Espionage intrigue

August 31, 2004

THE DENIALS are loud and resounding. The American Israel Public Affairs Committee called allegations that the American Jewish lobby received secret information about U.S. policy on Iran from a Pentagon analyst, and passed it onto Israel, "baseless and false." The government of Israel was just as emphatic about the charge: "false and outrageous." The reported FBI investigation touched a nerve. It raised the specter of divided loyalties, Israel spying on its chief ally and benefactor, mudslinging at a pro-Israel president on the eve of his renomination.

There's plenty there to provoke alarming headlines, sharp rhetoric and legitimate cause for concern -- if the allegations prove true. Iran's nuclear program poses a threat to the United States and Israel, though for the Americans it's strategic and for the Israelis it's considerably more immediate. Tehran's insistence on producing nuclear material has pushed Israel to threaten a strike on an Iranian nuclear facility. In 1981, Israel took out Iraq's nuclear reactor to quell similar ambitions.

Yet an Iranian-Israeli face-off would have devastating consequences for the West and for the Islamic world.

The reports about Pentagon analyst Lawrence Franklin, who is at the center of the investigation, are contradictory. But the fact that he works in a policy office overseen by the ideological Douglas J. Feith clouds the issue. Mr. Feith is a controversial neo-conservative who trumpeted the fall of Saddam Hussein as an engine for democracy in the Mideast. He was an ardent champion of Ahmad Chalabi, the discredited Iraqi expatriate now thought to have had links to Iranian intelligence.
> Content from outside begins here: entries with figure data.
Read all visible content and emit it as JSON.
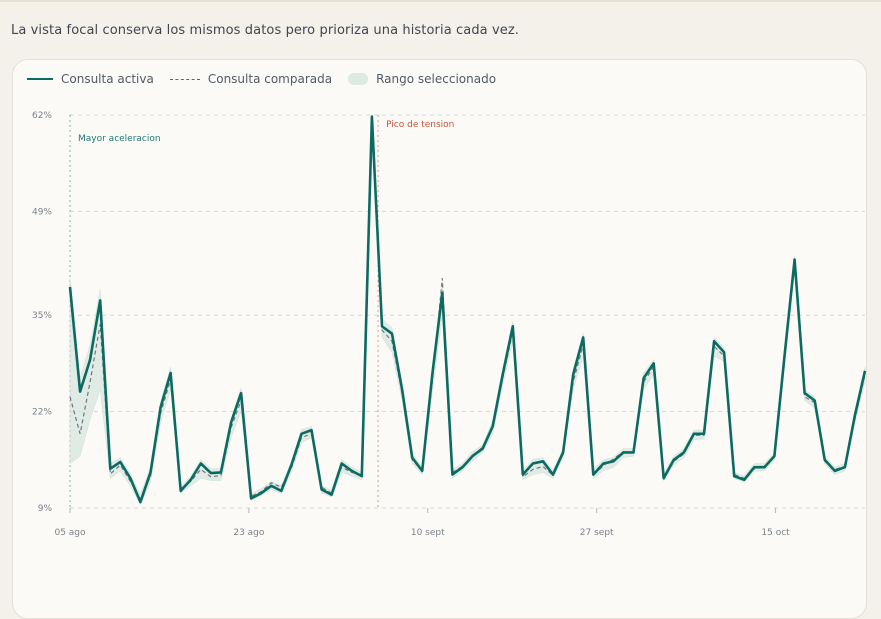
{
  "caption": "La vista focal conserva los mismos datos pero prioriza una historia cada vez.",
  "colors": {
    "active": "#0c6b60",
    "compared": "#5a6470",
    "range": "#d7e7e0",
    "grid": "#d9d6cf",
    "annotation_focus": "#1f7a70",
    "annotation_peak": "#c0563a"
  },
  "legend": {
    "active": "Consulta activa",
    "compared": "Consulta comparada",
    "range": "Rango seleccionado"
  },
  "chart_data": {
    "type": "line",
    "y_unit": "%",
    "ylim": [
      9,
      62
    ],
    "yticks": [
      9,
      22,
      35,
      49,
      62
    ],
    "ytick_labels": [
      "9%",
      "22%",
      "35%",
      "49%",
      "62%"
    ],
    "grid": true,
    "legend_position": "top-left",
    "xlim": [
      "2024-08-05",
      "2024-10-24"
    ],
    "xticks": [
      "2024-08-05",
      "2024-08-23",
      "2024-09-10",
      "2024-09-27",
      "2024-10-15"
    ],
    "xtick_labels": [
      "05 ago",
      "23 ago",
      "10 sept",
      "27 sept",
      "15 oct"
    ],
    "annotations": [
      {
        "date": "2024-08-05",
        "label": "Mayor aceleracion",
        "kind": "focus"
      },
      {
        "date": "2024-08-36",
        "label": "Pico de tension",
        "kind": "peak"
      }
    ],
    "series": [
      {
        "name": "Consulta activa",
        "style": "solid",
        "values": [
          38.8,
          24.7,
          29.0,
          37.0,
          14.3,
          15.2,
          13.0,
          9.8,
          13.8,
          22.6,
          27.2,
          11.3,
          12.8,
          15.0,
          13.7,
          13.8,
          20.5,
          24.5,
          10.3,
          11.0,
          12.0,
          11.3,
          14.8,
          19.0,
          19.5,
          11.5,
          10.8,
          15.0,
          14.0,
          13.3,
          61.8,
          33.5,
          32.5,
          25.0,
          15.8,
          14.0,
          27.0,
          38.0,
          13.5,
          14.5,
          16.0,
          17.0,
          20.0,
          27.0,
          33.5,
          13.5,
          15.0,
          15.3,
          13.5,
          16.5,
          27.0,
          32.0,
          13.5,
          15.0,
          15.3,
          16.5,
          16.5,
          26.5,
          28.5,
          13.0,
          15.5,
          16.5,
          19.0,
          19.0,
          31.5,
          30.0,
          13.3,
          12.8,
          14.5,
          14.5,
          16.0,
          29.5,
          42.5,
          24.5,
          23.5,
          15.5,
          14.0,
          14.5,
          21.5,
          27.5
        ]
      },
      {
        "name": "Consulta comparada",
        "style": "dashed",
        "values": [
          24.0,
          19.0,
          26.0,
          33.8,
          13.6,
          14.8,
          12.6,
          10.2,
          13.3,
          21.8,
          26.3,
          11.6,
          12.6,
          14.2,
          13.2,
          13.4,
          19.8,
          23.5,
          10.6,
          11.2,
          12.4,
          11.8,
          14.4,
          18.5,
          19.0,
          11.8,
          11.0,
          14.5,
          13.8,
          13.5,
          61.2,
          33.0,
          31.5,
          24.5,
          15.5,
          14.0,
          26.0,
          40.0,
          13.8,
          14.6,
          16.0,
          17.2,
          20.0,
          26.5,
          32.8,
          13.2,
          14.2,
          14.6,
          13.4,
          16.3,
          26.0,
          31.0,
          13.4,
          14.7,
          15.6,
          16.6,
          16.5,
          26.0,
          28.0,
          13.2,
          15.3,
          16.3,
          18.8,
          18.8,
          30.8,
          29.5,
          13.5,
          13.0,
          14.3,
          14.5,
          16.0,
          29.0,
          42.0,
          24.0,
          23.2,
          15.3,
          14.2,
          14.6,
          21.0,
          27.0
        ]
      },
      {
        "name": "Rango seleccionado",
        "style": "band",
        "lower": [
          15.0,
          16.0,
          21.0,
          25.0,
          13.0,
          14.0,
          12.0,
          9.5,
          12.5,
          20.5,
          25.0,
          11.0,
          12.0,
          13.0,
          12.7,
          12.7,
          18.5,
          22.0,
          10.0,
          10.7,
          11.5,
          11.0,
          13.8,
          17.8,
          18.5,
          11.0,
          10.5,
          13.8,
          13.3,
          12.8,
          59.5,
          32.0,
          30.0,
          23.5,
          15.0,
          13.5,
          24.5,
          35.0,
          13.0,
          14.0,
          15.3,
          16.5,
          19.0,
          25.5,
          31.5,
          12.8,
          13.5,
          13.8,
          13.0,
          15.8,
          25.0,
          29.5,
          13.0,
          14.0,
          14.5,
          15.8,
          16.0,
          25.0,
          27.0,
          12.7,
          14.8,
          15.8,
          18.2,
          18.3,
          29.5,
          28.8,
          13.0,
          12.5,
          14.0,
          14.0,
          15.5,
          28.0,
          41.0,
          23.5,
          22.5,
          15.0,
          13.5,
          14.0,
          20.5,
          26.0
        ],
        "upper": [
          40.0,
          26.5,
          31.0,
          38.5,
          15.0,
          15.8,
          13.6,
          10.8,
          14.5,
          23.3,
          28.0,
          11.8,
          13.3,
          15.5,
          14.3,
          14.3,
          21.0,
          25.2,
          10.9,
          11.6,
          12.6,
          12.0,
          15.3,
          19.6,
          20.0,
          12.0,
          11.4,
          15.5,
          14.5,
          13.8,
          62.0,
          34.5,
          33.3,
          25.5,
          16.3,
          14.6,
          27.8,
          39.5,
          14.2,
          15.0,
          16.6,
          17.5,
          20.8,
          27.7,
          34.2,
          14.0,
          15.6,
          15.8,
          14.1,
          17.0,
          27.7,
          32.6,
          14.2,
          15.5,
          15.8,
          17.0,
          17.0,
          27.2,
          29.0,
          13.6,
          16.0,
          17.0,
          19.5,
          19.5,
          32.0,
          30.6,
          13.8,
          13.3,
          15.0,
          15.0,
          16.5,
          30.0,
          43.0,
          25.0,
          24.0,
          16.0,
          14.5,
          15.0,
          22.0,
          28.0
        ]
      }
    ]
  }
}
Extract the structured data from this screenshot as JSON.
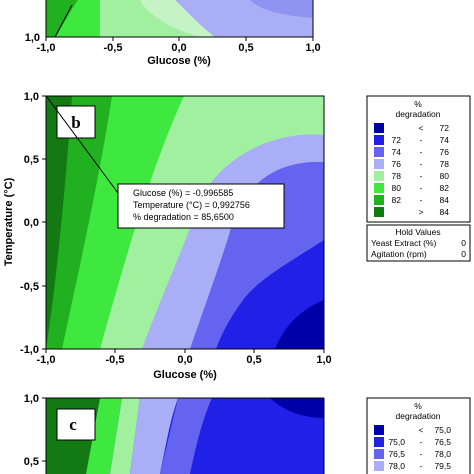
{
  "colors": {
    "lt72": "#0000a8",
    "c72_74": "#2020e6",
    "c74_76": "#6464f0",
    "c76_78": "#a9aef6",
    "c78_80": "#a0f0a0",
    "c80_82": "#3fe83f",
    "c82_84": "#20b020",
    "gt84": "#137a13"
  },
  "panel_a": {
    "xlabel": "Glucose (%)",
    "y_tick": "1,0",
    "x_ticks": [
      "-1,0",
      "-0,5",
      "0,0",
      "0,5",
      "1,0"
    ]
  },
  "panel_b": {
    "letter": "b",
    "xlabel": "Glucose (%)",
    "ylabel": "Temperature (°C)",
    "x_ticks": [
      "-1,0",
      "-0,5",
      "0,0",
      "0,5",
      "1,0"
    ],
    "y_ticks": [
      "1,0",
      "0,5",
      "0,0",
      "-0,5",
      "-1,0"
    ],
    "tooltip": {
      "line1": "Glucose (%) = -0,996585",
      "line2": "Temperature (°C) = 0,992756",
      "line3": "% degradation = 85,6500"
    },
    "legend": {
      "title1": "%",
      "title2": "degradation",
      "rows": [
        {
          "a": "",
          "sep": "<",
          "b": "72"
        },
        {
          "a": "72",
          "sep": "-",
          "b": "74"
        },
        {
          "a": "74",
          "sep": "-",
          "b": "76"
        },
        {
          "a": "76",
          "sep": "-",
          "b": "78"
        },
        {
          "a": "78",
          "sep": "-",
          "b": "80"
        },
        {
          "a": "80",
          "sep": "-",
          "b": "82"
        },
        {
          "a": "82",
          "sep": "-",
          "b": "84"
        },
        {
          "a": "",
          "sep": ">",
          "b": "84"
        }
      ]
    },
    "hold": {
      "title": "Hold Values",
      "row1_label": "Yeast Extract (%)",
      "row1_value": "0",
      "row2_label": "Agitation (rpm)",
      "row2_value": "0"
    }
  },
  "panel_c": {
    "letter": "c",
    "y_ticks": [
      "1,0",
      "0,5"
    ],
    "legend": {
      "title1": "%",
      "title2": "degradation",
      "rows": [
        {
          "a": "",
          "sep": "<",
          "b": "75,0"
        },
        {
          "a": "75,0",
          "sep": "-",
          "b": "76,5"
        },
        {
          "a": "76,5",
          "sep": "-",
          "b": "78,0"
        },
        {
          "a": "78,0",
          "sep": "-",
          "b": "79,5"
        }
      ]
    }
  },
  "chart_data": [
    {
      "type": "contour",
      "panel": "a",
      "xlabel": "Glucose (%)",
      "xlim": [
        -1,
        1
      ],
      "levels": [
        72,
        74,
        76,
        78,
        80,
        82,
        84
      ]
    },
    {
      "type": "contour",
      "panel": "b",
      "xlabel": "Glucose (%)",
      "ylabel": "Temperature (°C)",
      "xlim": [
        -1,
        1
      ],
      "ylim": [
        -1,
        1
      ],
      "levels": [
        72,
        74,
        76,
        78,
        80,
        82,
        84
      ],
      "annotated_point": {
        "x": -0.996585,
        "y": 0.992756,
        "value": 85.65
      },
      "hold_values": {
        "Yeast Extract (%)": 0,
        "Agitation (rpm)": 0
      }
    },
    {
      "type": "contour",
      "panel": "c",
      "ylim": [
        0.5,
        1
      ],
      "levels": [
        75.0,
        76.5,
        78.0,
        79.5
      ]
    }
  ]
}
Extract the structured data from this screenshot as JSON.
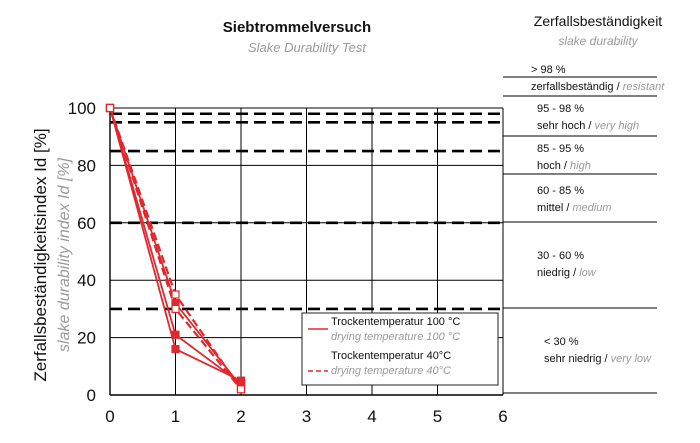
{
  "chart_data": {
    "type": "line",
    "title": "Siebtrommelversuch",
    "subtitle": "Slake Durability Test",
    "ylabel": "Zerfallsbeständigkeitsindex Id [%]",
    "ylabel_en": "slake durability index Id [%]",
    "xlabel": "",
    "xlim": [
      0,
      6
    ],
    "ylim": [
      0,
      100
    ],
    "x_ticks": [
      "0",
      "1",
      "2",
      "3",
      "4",
      "5",
      "6"
    ],
    "y_ticks": [
      "0",
      "20",
      "40",
      "60",
      "80",
      "100"
    ],
    "grid": true,
    "series_color": "#e0282e",
    "series": [
      {
        "style": "solid",
        "marker": "filled-square",
        "x": [
          0,
          1,
          2
        ],
        "y": [
          100,
          16,
          5
        ]
      },
      {
        "style": "solid",
        "marker": "filled-square",
        "x": [
          0,
          1,
          2
        ],
        "y": [
          100,
          21,
          4
        ]
      },
      {
        "style": "solid",
        "marker": "filled-square",
        "x": [
          0,
          1,
          2
        ],
        "y": [
          100,
          32,
          3
        ]
      },
      {
        "style": "dashed",
        "marker": "open-square",
        "x": [
          0,
          1,
          2
        ],
        "y": [
          100,
          30,
          2
        ]
      },
      {
        "style": "dashed",
        "marker": "open-square",
        "x": [
          0,
          1,
          2
        ],
        "y": [
          100,
          35,
          2
        ]
      }
    ],
    "thresholds": [
      98,
      95,
      85,
      60,
      30
    ],
    "legend": {
      "placement": "bottom-right",
      "entries": [
        {
          "label": "Trockentemperatur 100 °C",
          "label_en": "drying temperature 100 °C",
          "style": "solid"
        },
        {
          "label": "Trockentemperatur 40°C",
          "label_en": "drying temperature 40°C",
          "style": "dashed"
        }
      ]
    },
    "classes_heading": "Zerfallsbeständigkeit",
    "classes_heading_en": "slake durability",
    "classes": [
      {
        "range": "> 98 %",
        "label": "zerfallsbeständig",
        "label_en": "resistant"
      },
      {
        "range": "95 - 98 %",
        "label": "sehr hoch",
        "label_en": "very high"
      },
      {
        "range": "85 - 95 %",
        "label": "hoch",
        "label_en": "high"
      },
      {
        "range": "60 - 85 %",
        "label": "mittel",
        "label_en": "medium"
      },
      {
        "range": "30 - 60 %",
        "label": "niedrig",
        "label_en": "low"
      },
      {
        "range": "< 30 %",
        "label": "sehr niedrig",
        "label_en": "very low"
      }
    ],
    "slash": " / "
  }
}
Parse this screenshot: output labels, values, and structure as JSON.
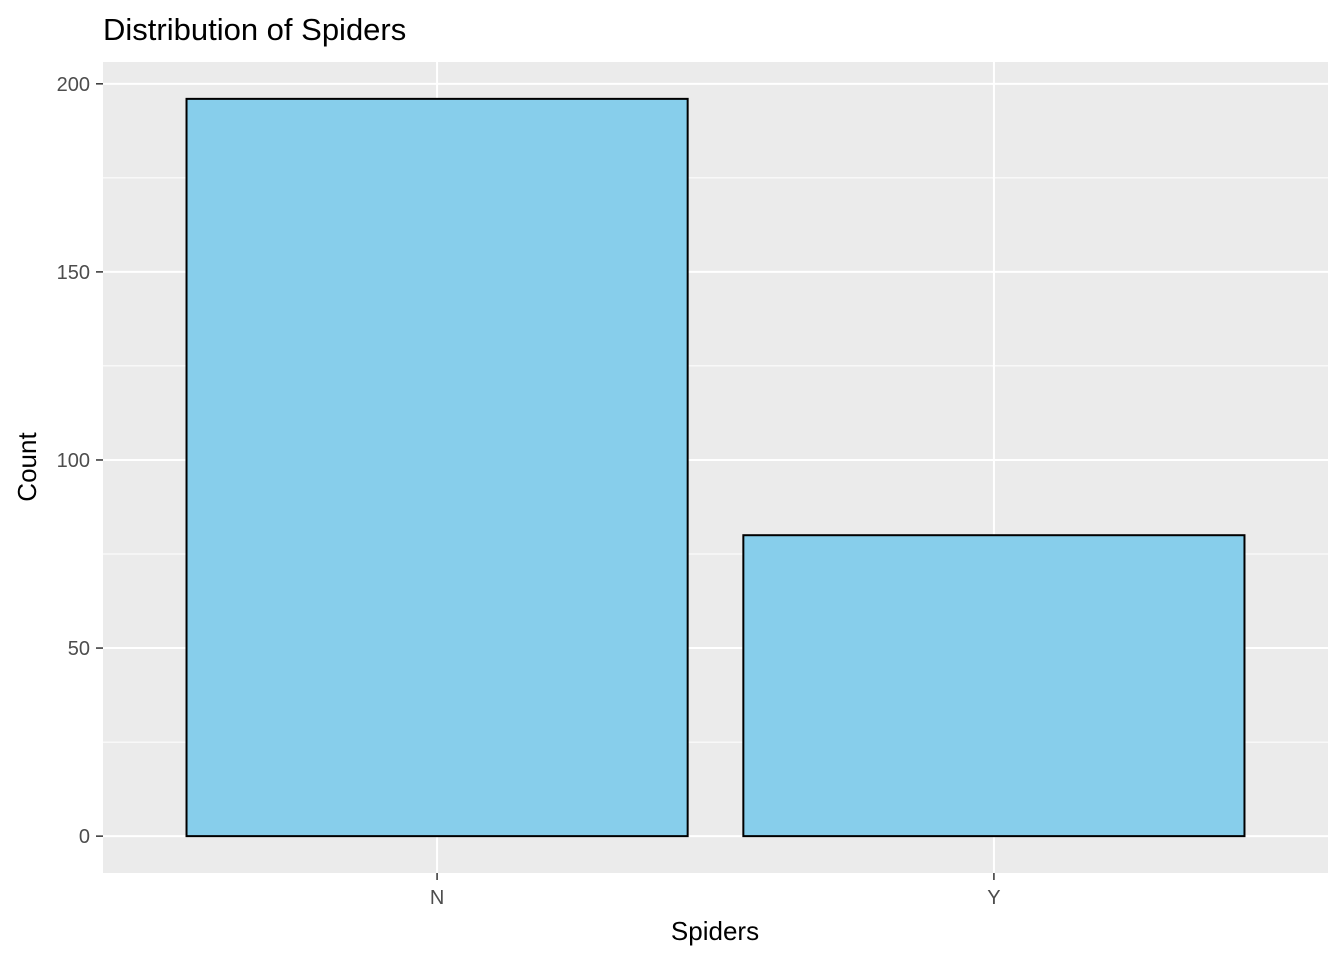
{
  "chart_data": {
    "type": "bar",
    "title": "Distribution of Spiders",
    "xlabel": "Spiders",
    "ylabel": "Count",
    "categories": [
      "N",
      "Y"
    ],
    "values": [
      196,
      80
    ],
    "ylim": [
      -9.8,
      205.8
    ],
    "yticks": [
      0,
      50,
      100,
      150,
      200
    ],
    "grid": true,
    "legend": "none",
    "colors": {
      "bar_fill": "#87CEEB",
      "bar_outline": "#000000",
      "panel_background": "#EBEBEB",
      "grid": "#FFFFFF",
      "tick_text": "#4D4D4D"
    }
  }
}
The contradictions also extend to Israel. President Bush is such an unabashed supporter of Israeli Prime Minister Ariel Sharon that it's unfathomable that Israel couldn't get information on U.S.-Iranian policy if it asked. Would it risk an espionage scandal like the Pollard affair of 1985?

What's ironic is that if the espionage allegations are true, Israel will have likely confirmed that the United States in fact has no coherent or cogent policy on Iran. And the need for one is urgent, given Iran's nuclear ambitions and its less-than-candid dealings with international atomic energy inspectors. The campaign of Democratic presidential candidate John Kerry has unveiled its plan to persuade Iran to give up its nuclear weapons capability -- it would retain its nuclear energy plants in exchange for any nuclear bomb-making fuel.

Mr. Bush has painted himself into a corner with his harsh position on Iran and its inclusion in the "axis of evil." The International Atomic Energy Agency is expected in early September to release its report on Iran's nuclear program. Mr. Bush should be prepared to respond with a substantive plan to engage Iran instead of his usual, polarizing rhetoric.